Something about these geological formations has long transfixed the traveler.
And at the 37-suite Ladera, the only resort that’s right on their back, I discover why.
Yes. The Pitons are stationary. They are not going anywhere, and will not move again.
They are stationary, but you can watch them.
It’s magnetism, or perhaps magic, but when you’re near these things you simply must look at them. And keep looking.
I was reminded of the Pantheon in Rome, the kind of monument that stands still, frozen in time, but pulses with energy.
Above: the view from the bar
Ladera’s life as a resort dates back to 1992, revolutionizing hotel design with an “open wall” concept — one that omitted the fourth wall to better frame what just might be the Caribbean’s best view.
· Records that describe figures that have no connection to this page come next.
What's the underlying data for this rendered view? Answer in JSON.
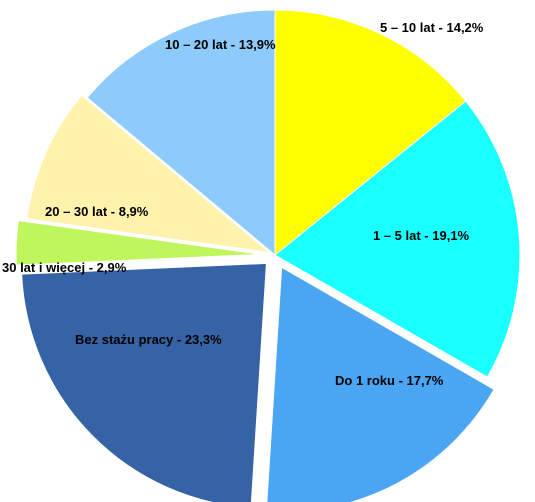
{
  "chart_data": {
    "type": "pie",
    "values": [
      14.2,
      19.1,
      17.7,
      23.3,
      2.9,
      8.9,
      13.9
    ],
    "value_labels": [
      "5 – 10 lat - 14,2%",
      "1 – 5 lat - 19,1%",
      "Do 1 roku - 17,7%",
      "Bez stażu pracy - 23,3%",
      "30 lat i więcej - 2,9%",
      "20 – 30 lat - 8,9%",
      "10 – 20 lat - 13,9%"
    ],
    "colors": [
      "#ffff00",
      "#1affff",
      "#4aa6f2",
      "#3563a6",
      "#bff65c",
      "#fff2ad",
      "#8ccbfa"
    ]
  }
}
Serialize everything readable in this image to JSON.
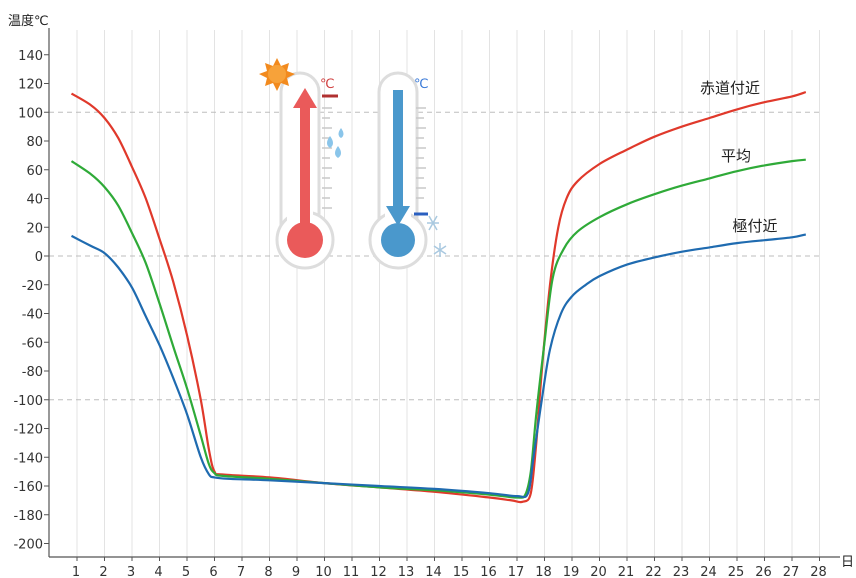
{
  "chart_data": {
    "type": "line",
    "ylabel": "温度℃",
    "xlabel": "日",
    "xlim": [
      0,
      28.5
    ],
    "ylim": [
      -210,
      150
    ],
    "x_ticks": [
      1,
      2,
      3,
      4,
      5,
      6,
      7,
      8,
      9,
      10,
      11,
      12,
      13,
      14,
      15,
      16,
      17,
      18,
      19,
      20,
      21,
      22,
      23,
      24,
      25,
      26,
      27,
      28
    ],
    "y_ticks": [
      140,
      120,
      100,
      80,
      60,
      40,
      20,
      0,
      -20,
      -40,
      -60,
      -80,
      -100,
      -120,
      -140,
      -160,
      -180,
      -200
    ],
    "dashed_reference_lines": [
      100,
      0,
      -100
    ],
    "grid": "vertical lines at each day",
    "icons": [
      "sun-icon",
      "thermometer-hot-icon",
      "water-drops-icon",
      "thermometer-cold-icon",
      "snowflake-icon"
    ],
    "series": [
      {
        "name": "赤道付近",
        "color": "#e0392b",
        "points": [
          [
            0.8,
            113
          ],
          [
            1.5,
            105
          ],
          [
            2,
            96
          ],
          [
            2.5,
            82
          ],
          [
            3,
            62
          ],
          [
            3.5,
            40
          ],
          [
            4,
            12
          ],
          [
            4.5,
            -18
          ],
          [
            5,
            -55
          ],
          [
            5.5,
            -100
          ],
          [
            5.8,
            -135
          ],
          [
            6,
            -150
          ],
          [
            6.3,
            -152
          ],
          [
            8,
            -154
          ],
          [
            10,
            -158
          ],
          [
            12,
            -161
          ],
          [
            14,
            -164
          ],
          [
            16,
            -168
          ],
          [
            16.8,
            -170
          ],
          [
            17.2,
            -171
          ],
          [
            17.5,
            -165
          ],
          [
            17.7,
            -130
          ],
          [
            17.9,
            -80
          ],
          [
            18.2,
            -20
          ],
          [
            18.5,
            20
          ],
          [
            18.8,
            40
          ],
          [
            19.2,
            52
          ],
          [
            20,
            64
          ],
          [
            21,
            74
          ],
          [
            22,
            83
          ],
          [
            23,
            90
          ],
          [
            24,
            96
          ],
          [
            25,
            102
          ],
          [
            26,
            107
          ],
          [
            27,
            111
          ],
          [
            27.5,
            114
          ]
        ]
      },
      {
        "name": "平均",
        "color": "#2faa38",
        "points": [
          [
            0.8,
            66
          ],
          [
            1.5,
            57
          ],
          [
            2,
            48
          ],
          [
            2.5,
            35
          ],
          [
            3,
            16
          ],
          [
            3.5,
            -5
          ],
          [
            4,
            -33
          ],
          [
            4.5,
            -63
          ],
          [
            5,
            -92
          ],
          [
            5.5,
            -125
          ],
          [
            5.8,
            -145
          ],
          [
            6,
            -151
          ],
          [
            6.3,
            -153
          ],
          [
            8,
            -155
          ],
          [
            10,
            -158
          ],
          [
            12,
            -161
          ],
          [
            14,
            -163
          ],
          [
            16,
            -166
          ],
          [
            17,
            -168
          ],
          [
            17.3,
            -166
          ],
          [
            17.5,
            -150
          ],
          [
            17.7,
            -110
          ],
          [
            18,
            -60
          ],
          [
            18.3,
            -15
          ],
          [
            18.7,
            5
          ],
          [
            19.2,
            17
          ],
          [
            20,
            27
          ],
          [
            21,
            36
          ],
          [
            22,
            43
          ],
          [
            23,
            49
          ],
          [
            24,
            54
          ],
          [
            25,
            59
          ],
          [
            26,
            63
          ],
          [
            27,
            66
          ],
          [
            27.5,
            67
          ]
        ]
      },
      {
        "name": "極付近",
        "color": "#1f6bb0",
        "points": [
          [
            0.8,
            14
          ],
          [
            1.5,
            7
          ],
          [
            2,
            2
          ],
          [
            2.5,
            -8
          ],
          [
            3,
            -22
          ],
          [
            3.5,
            -42
          ],
          [
            4,
            -62
          ],
          [
            4.5,
            -85
          ],
          [
            5,
            -110
          ],
          [
            5.5,
            -140
          ],
          [
            5.8,
            -152
          ],
          [
            6,
            -154
          ],
          [
            6.5,
            -155
          ],
          [
            8,
            -156
          ],
          [
            10,
            -158
          ],
          [
            12,
            -160
          ],
          [
            14,
            -162
          ],
          [
            16,
            -165
          ],
          [
            17,
            -167
          ],
          [
            17.4,
            -165
          ],
          [
            17.6,
            -140
          ],
          [
            17.9,
            -100
          ],
          [
            18.2,
            -65
          ],
          [
            18.6,
            -40
          ],
          [
            19,
            -28
          ],
          [
            19.5,
            -20
          ],
          [
            20,
            -14
          ],
          [
            21,
            -6
          ],
          [
            22,
            -1
          ],
          [
            23,
            3
          ],
          [
            24,
            6
          ],
          [
            25,
            9
          ],
          [
            26,
            11
          ],
          [
            27,
            13
          ],
          [
            27.5,
            15
          ]
        ]
      }
    ]
  }
}
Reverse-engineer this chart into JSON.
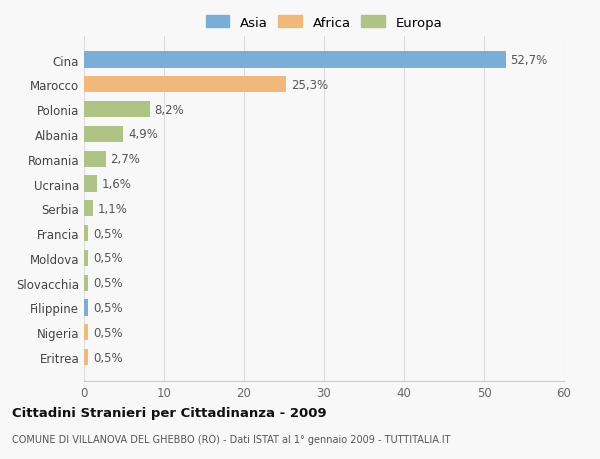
{
  "categories": [
    "Eritrea",
    "Nigeria",
    "Filippine",
    "Slovacchia",
    "Moldova",
    "Francia",
    "Serbia",
    "Ucraina",
    "Romania",
    "Albania",
    "Polonia",
    "Marocco",
    "Cina"
  ],
  "values": [
    0.5,
    0.5,
    0.5,
    0.5,
    0.5,
    0.5,
    1.1,
    1.6,
    2.7,
    4.9,
    8.2,
    25.3,
    52.7
  ],
  "labels": [
    "0,5%",
    "0,5%",
    "0,5%",
    "0,5%",
    "0,5%",
    "0,5%",
    "1,1%",
    "1,6%",
    "2,7%",
    "4,9%",
    "8,2%",
    "25,3%",
    "52,7%"
  ],
  "colors": [
    "#f0b87a",
    "#f0b87a",
    "#7aaed6",
    "#b0c285",
    "#b0c285",
    "#b0c285",
    "#b0c285",
    "#b0c285",
    "#b0c285",
    "#b0c285",
    "#b0c285",
    "#f0b87a",
    "#7aaed6"
  ],
  "legend": [
    {
      "label": "Asia",
      "color": "#7aaed6"
    },
    {
      "label": "Africa",
      "color": "#f0b87a"
    },
    {
      "label": "Europa",
      "color": "#b0c285"
    }
  ],
  "xlim": [
    0,
    60
  ],
  "xticks": [
    0,
    10,
    20,
    30,
    40,
    50,
    60
  ],
  "title_bold": "Cittadini Stranieri per Cittadinanza - 2009",
  "subtitle": "COMUNE DI VILLANOVA DEL GHEBBO (RO) - Dati ISTAT al 1° gennaio 2009 - TUTTITALIA.IT",
  "bg_color": "#f8f8f8",
  "bar_height": 0.65,
  "grid_color": "#dddddd",
  "label_fontsize": 8.5,
  "tick_fontsize": 8.5,
  "legend_fontsize": 9.5
}
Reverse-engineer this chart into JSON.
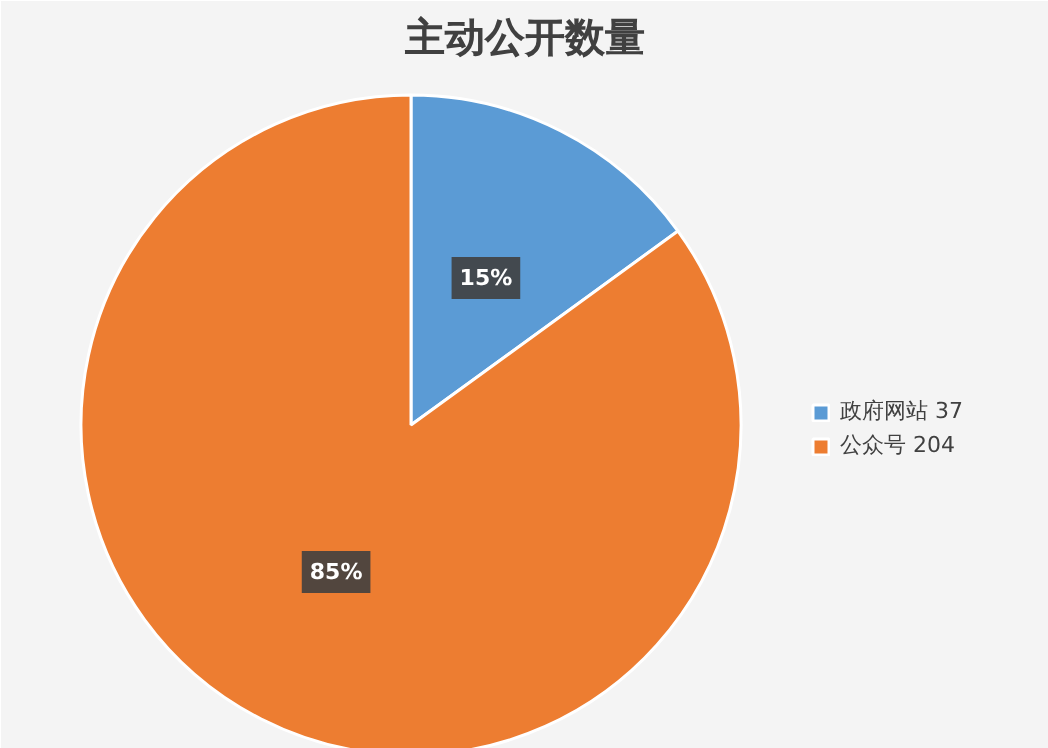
{
  "chart_data": {
    "type": "pie",
    "title": "主动公开数量",
    "categories": [
      "政府网站 37",
      "公众号 204"
    ],
    "values": [
      15,
      85
    ],
    "colors": [
      "#5b9bd5",
      "#ed7d31"
    ],
    "value_labels": [
      "15%",
      "85%"
    ],
    "legend": "right"
  }
}
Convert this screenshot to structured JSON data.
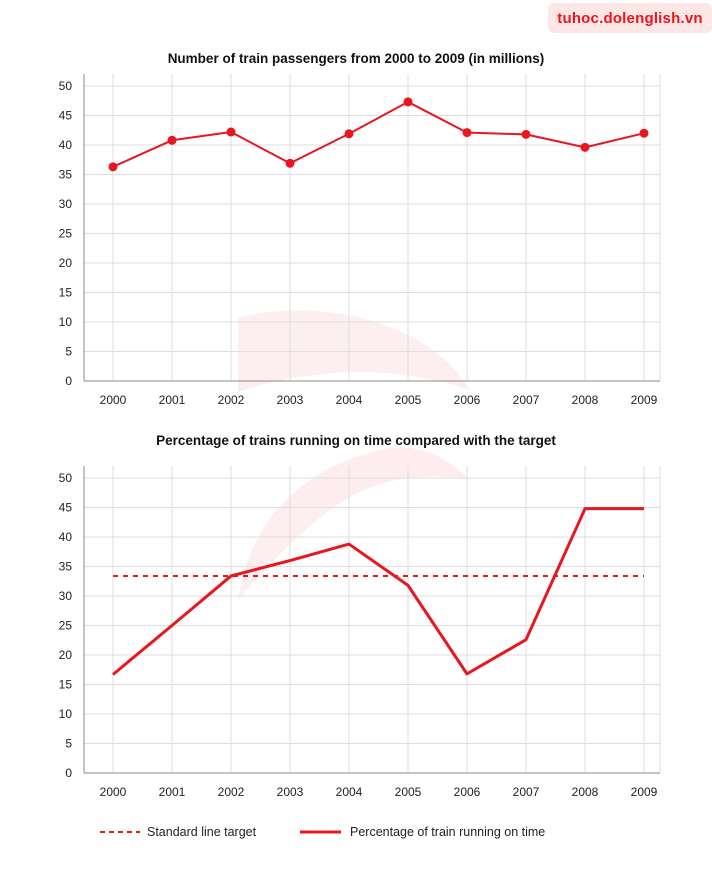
{
  "watermark": {
    "text": "tuhoc.dolenglish.vn"
  },
  "colors": {
    "series": "#e8161f",
    "grid": "#dddddd",
    "axis": "#888888"
  },
  "chart_data": [
    {
      "type": "line",
      "title": "Number of train passengers from 2000 to 2009 (in millions)",
      "xlabel": "",
      "ylabel": "",
      "categories": [
        "2000",
        "2001",
        "2002",
        "2003",
        "2004",
        "2005",
        "2006",
        "2007",
        "2008",
        "2009"
      ],
      "ylim": [
        0,
        50
      ],
      "yticks": [
        0,
        5,
        10,
        15,
        20,
        25,
        30,
        35,
        40,
        45,
        50
      ],
      "grid": true,
      "series": [
        {
          "values": [
            36.3,
            40.8,
            42.2,
            36.9,
            41.9,
            47.3,
            42.1,
            41.8,
            39.6,
            42.0
          ],
          "markers": true
        }
      ]
    },
    {
      "type": "line",
      "title": "Percentage of trains running on time compared with the target",
      "xlabel": "",
      "ylabel": "",
      "categories": [
        "2000",
        "2001",
        "2002",
        "2003",
        "2004",
        "2005",
        "2006",
        "2007",
        "2008",
        "2009"
      ],
      "ylim": [
        0,
        50
      ],
      "yticks": [
        0,
        5,
        10,
        15,
        20,
        25,
        30,
        35,
        40,
        45,
        50
      ],
      "grid": true,
      "legend_position": "bottom",
      "series": [
        {
          "name": "Standard line target",
          "values": [
            33.4,
            33.4,
            33.4,
            33.4,
            33.4,
            33.4,
            33.4,
            33.4,
            33.4,
            33.4
          ],
          "style": "dashed"
        },
        {
          "name": "Percentage of train running on time",
          "values": [
            16.7,
            25.0,
            33.4,
            36.0,
            38.8,
            31.8,
            16.8,
            22.6,
            44.8,
            44.8
          ],
          "style": "solid"
        }
      ]
    }
  ]
}
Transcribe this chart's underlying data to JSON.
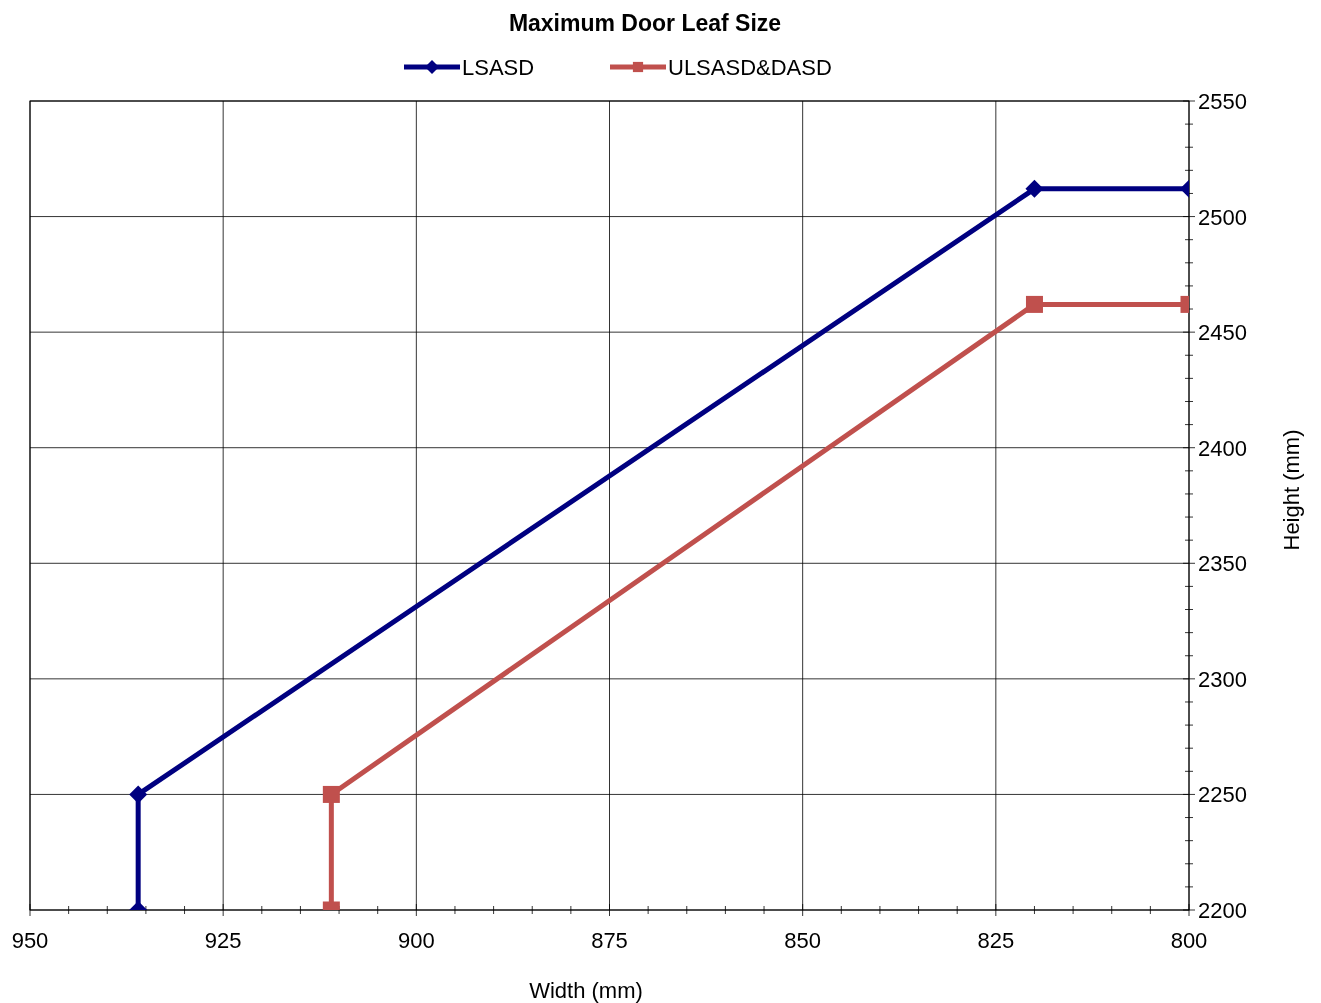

Today, The property is the Caribbean’s most luxurious eco-lodge: wood-walled, intimate luxury-lodge-style units, each of which has its own pool and that intoxicating view of the Pitons.
Above: the Paradise Ridge suites
It’s the only resort actually located on the UNESCO World Heritage Site that is the Pitons, Gros Piton and Petit Piton, together.
There’s an excellent restaurant, Dasheene, and a homey bar helmed by a true Caribbean character called Barley.
But it’s hard to extricate the resort from the Pitons themselves.
This is a place that makes it its calling to merge with nature: its on site carving studio uses locally sourced, sustainable wood to make just about everything, most of which is adorned by the masterful hand of craftsman Boniface Modeste.
I stayed in one of the resorts new units, a Paradise Ridge villa.
It was a marvel of a thing, with towering pillars carved by Modeste, a rather large private pool and a detailed, artful design that made me feel as though I were staying in a work of art.
But the room disappeared; the amenities invisible, the tiles and the carvings gone. Soon after I entered.
Looking through the missing fourth wall, there was no resort- there was only the Pitons, with their awesome pull, making me watch them, sometimes for hours.
The room merged with the view – the room was the view, a kind of oneness with nature that’s talked about far more often than realized.
Ladera doesn’t just have a sense of place, a sense of the Pitons, of St Lucia.
It is this place.
And so I thought to myself. Where does Ladera end and the Pitons begin?